People have flocked to the small headstone for years, leaving flowers and love notes at what they believe is the final resting place of the man who inspired Leonardo DiCaprio’s doomed character, Jack Dawson, in the 1997 film “Titanic.” And you can see why: The inscription reads “J. Dawson died April 15, 1912.”
Not quite, though. While the grave does belong to a victim of the world’s best-known shipwreck, he was not a handsome artist named Jack who won his passage in a poker game, but an engine-room worker named Joseph who probably had little time for onboard dalliances.

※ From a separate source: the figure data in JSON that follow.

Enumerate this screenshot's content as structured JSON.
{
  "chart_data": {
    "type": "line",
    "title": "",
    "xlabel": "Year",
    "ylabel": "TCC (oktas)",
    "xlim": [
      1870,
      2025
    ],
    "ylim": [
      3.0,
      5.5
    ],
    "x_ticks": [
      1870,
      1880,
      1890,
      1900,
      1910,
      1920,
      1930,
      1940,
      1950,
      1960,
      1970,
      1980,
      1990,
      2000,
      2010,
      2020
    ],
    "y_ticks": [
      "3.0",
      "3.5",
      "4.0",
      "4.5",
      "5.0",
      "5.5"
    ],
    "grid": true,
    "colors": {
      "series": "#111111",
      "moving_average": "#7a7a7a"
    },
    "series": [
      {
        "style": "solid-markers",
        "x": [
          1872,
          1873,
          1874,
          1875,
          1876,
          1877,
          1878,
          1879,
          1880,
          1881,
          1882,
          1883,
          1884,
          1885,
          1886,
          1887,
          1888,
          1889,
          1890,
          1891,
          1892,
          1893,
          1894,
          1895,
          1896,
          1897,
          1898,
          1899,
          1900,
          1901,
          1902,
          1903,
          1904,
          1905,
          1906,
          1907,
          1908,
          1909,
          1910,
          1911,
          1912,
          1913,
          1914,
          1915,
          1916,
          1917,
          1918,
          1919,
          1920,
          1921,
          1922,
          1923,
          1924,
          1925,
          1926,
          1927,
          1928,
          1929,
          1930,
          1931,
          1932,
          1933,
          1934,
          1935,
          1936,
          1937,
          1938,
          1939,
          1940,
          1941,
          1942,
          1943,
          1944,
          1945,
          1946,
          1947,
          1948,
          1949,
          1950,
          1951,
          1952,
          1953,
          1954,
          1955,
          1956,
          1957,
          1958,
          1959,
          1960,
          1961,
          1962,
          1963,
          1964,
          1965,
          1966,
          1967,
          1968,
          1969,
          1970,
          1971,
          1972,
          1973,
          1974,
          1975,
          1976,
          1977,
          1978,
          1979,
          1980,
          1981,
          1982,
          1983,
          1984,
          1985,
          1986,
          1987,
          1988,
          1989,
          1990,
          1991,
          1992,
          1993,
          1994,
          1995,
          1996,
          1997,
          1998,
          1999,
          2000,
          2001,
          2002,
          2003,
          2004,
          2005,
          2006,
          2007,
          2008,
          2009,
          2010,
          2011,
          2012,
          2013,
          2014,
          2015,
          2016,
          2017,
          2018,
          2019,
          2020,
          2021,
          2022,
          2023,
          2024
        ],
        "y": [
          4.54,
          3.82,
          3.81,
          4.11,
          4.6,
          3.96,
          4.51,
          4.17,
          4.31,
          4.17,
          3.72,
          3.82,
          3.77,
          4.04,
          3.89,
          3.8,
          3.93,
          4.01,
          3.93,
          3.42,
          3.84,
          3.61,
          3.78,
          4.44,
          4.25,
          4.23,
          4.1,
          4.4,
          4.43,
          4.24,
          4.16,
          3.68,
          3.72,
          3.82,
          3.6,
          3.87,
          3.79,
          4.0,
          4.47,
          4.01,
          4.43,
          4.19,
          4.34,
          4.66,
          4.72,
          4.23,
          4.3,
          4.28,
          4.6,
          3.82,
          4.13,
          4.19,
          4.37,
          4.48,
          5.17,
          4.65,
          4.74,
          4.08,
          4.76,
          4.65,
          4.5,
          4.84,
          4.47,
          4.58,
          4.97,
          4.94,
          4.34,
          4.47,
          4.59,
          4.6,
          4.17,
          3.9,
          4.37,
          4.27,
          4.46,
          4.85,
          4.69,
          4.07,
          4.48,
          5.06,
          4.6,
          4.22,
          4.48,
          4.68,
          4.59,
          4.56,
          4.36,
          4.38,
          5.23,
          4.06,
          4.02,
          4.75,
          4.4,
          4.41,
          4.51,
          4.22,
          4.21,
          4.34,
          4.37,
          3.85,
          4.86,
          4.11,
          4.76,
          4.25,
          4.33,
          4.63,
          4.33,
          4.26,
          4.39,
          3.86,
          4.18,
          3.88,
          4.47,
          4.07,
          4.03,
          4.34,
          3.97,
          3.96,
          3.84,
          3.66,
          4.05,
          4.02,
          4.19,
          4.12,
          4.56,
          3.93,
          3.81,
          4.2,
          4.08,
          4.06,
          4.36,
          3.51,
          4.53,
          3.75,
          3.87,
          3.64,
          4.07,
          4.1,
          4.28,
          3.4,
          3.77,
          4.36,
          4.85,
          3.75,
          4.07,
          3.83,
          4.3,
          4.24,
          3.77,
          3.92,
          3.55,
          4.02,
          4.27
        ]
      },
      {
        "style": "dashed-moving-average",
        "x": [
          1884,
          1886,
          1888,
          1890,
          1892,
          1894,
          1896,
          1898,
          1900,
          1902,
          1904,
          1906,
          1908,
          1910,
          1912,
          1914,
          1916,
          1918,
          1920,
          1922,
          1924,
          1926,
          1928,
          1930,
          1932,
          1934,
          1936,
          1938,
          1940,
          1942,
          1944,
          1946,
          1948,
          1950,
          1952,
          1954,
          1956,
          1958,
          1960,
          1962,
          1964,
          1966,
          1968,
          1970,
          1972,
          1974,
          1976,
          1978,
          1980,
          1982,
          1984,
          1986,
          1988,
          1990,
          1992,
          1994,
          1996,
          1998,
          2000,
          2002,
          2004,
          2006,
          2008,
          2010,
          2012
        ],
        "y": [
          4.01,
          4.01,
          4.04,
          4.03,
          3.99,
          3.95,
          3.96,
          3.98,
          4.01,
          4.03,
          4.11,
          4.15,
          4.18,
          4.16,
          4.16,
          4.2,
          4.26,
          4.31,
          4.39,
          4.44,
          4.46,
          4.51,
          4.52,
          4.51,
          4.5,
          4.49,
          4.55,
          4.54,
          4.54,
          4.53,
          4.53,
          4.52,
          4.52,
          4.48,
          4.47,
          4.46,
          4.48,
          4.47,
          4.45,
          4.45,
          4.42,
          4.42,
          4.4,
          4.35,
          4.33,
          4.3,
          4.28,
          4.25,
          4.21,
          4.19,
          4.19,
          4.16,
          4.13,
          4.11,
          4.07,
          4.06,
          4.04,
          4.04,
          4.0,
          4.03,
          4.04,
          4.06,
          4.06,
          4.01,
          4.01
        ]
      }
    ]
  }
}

The producer of the film denies any connection between the crewman and the fictional heartthrob.
Mr. Dawson is one of 121 people from the Titanic buried at Fairview Lawn Cemetery in Halifax, Nova Scotia, their graves arranged in the shape of a ship’s hull. It is the largest collection of Titanic graves in the world. An additional 29 are buried in two more local cemeteries.
This somber stewardship came about largely by chance: Halifax happened to be the closest major port with good rail connections when the ship sank, 700 nautical miles away in the North Atlantic.
Three ships sent from Halifax to find the Titanic’s dead recovered more than 300 bodies. About 100 were buried at sea, but families who could afford the cost had 59 others transported elsewhere by rail. The rest were buried locally, some of them attended to by a funeral home that is still in business.
Titanic devotees travel to Halifax for the Maritime Museum of the Atlantic, which holds a large collection of artifacts from the wreck, including a deck chair, a balustrade from the ship’s main staircase, and the leather shoes of a drowned toddler who remained unidentified until 2007.
About 160,000 people visit the museum each year, a figure that reached 220,000 just after the film came out. Fairview Lawn Cemetery became so inundated with tour buses that it barred them from the grounds a few years ago; visitors on foot are still welcome.
Richard MacMichael, a coordinator at the museum, said that 104 years later, people still have intense feelings about the ocean liner and its fate.
“The story is the greatest self-perpetuating phenomenon in human history,” he said. “The Titanic is one of those things that’s never going to leave our consciousness.”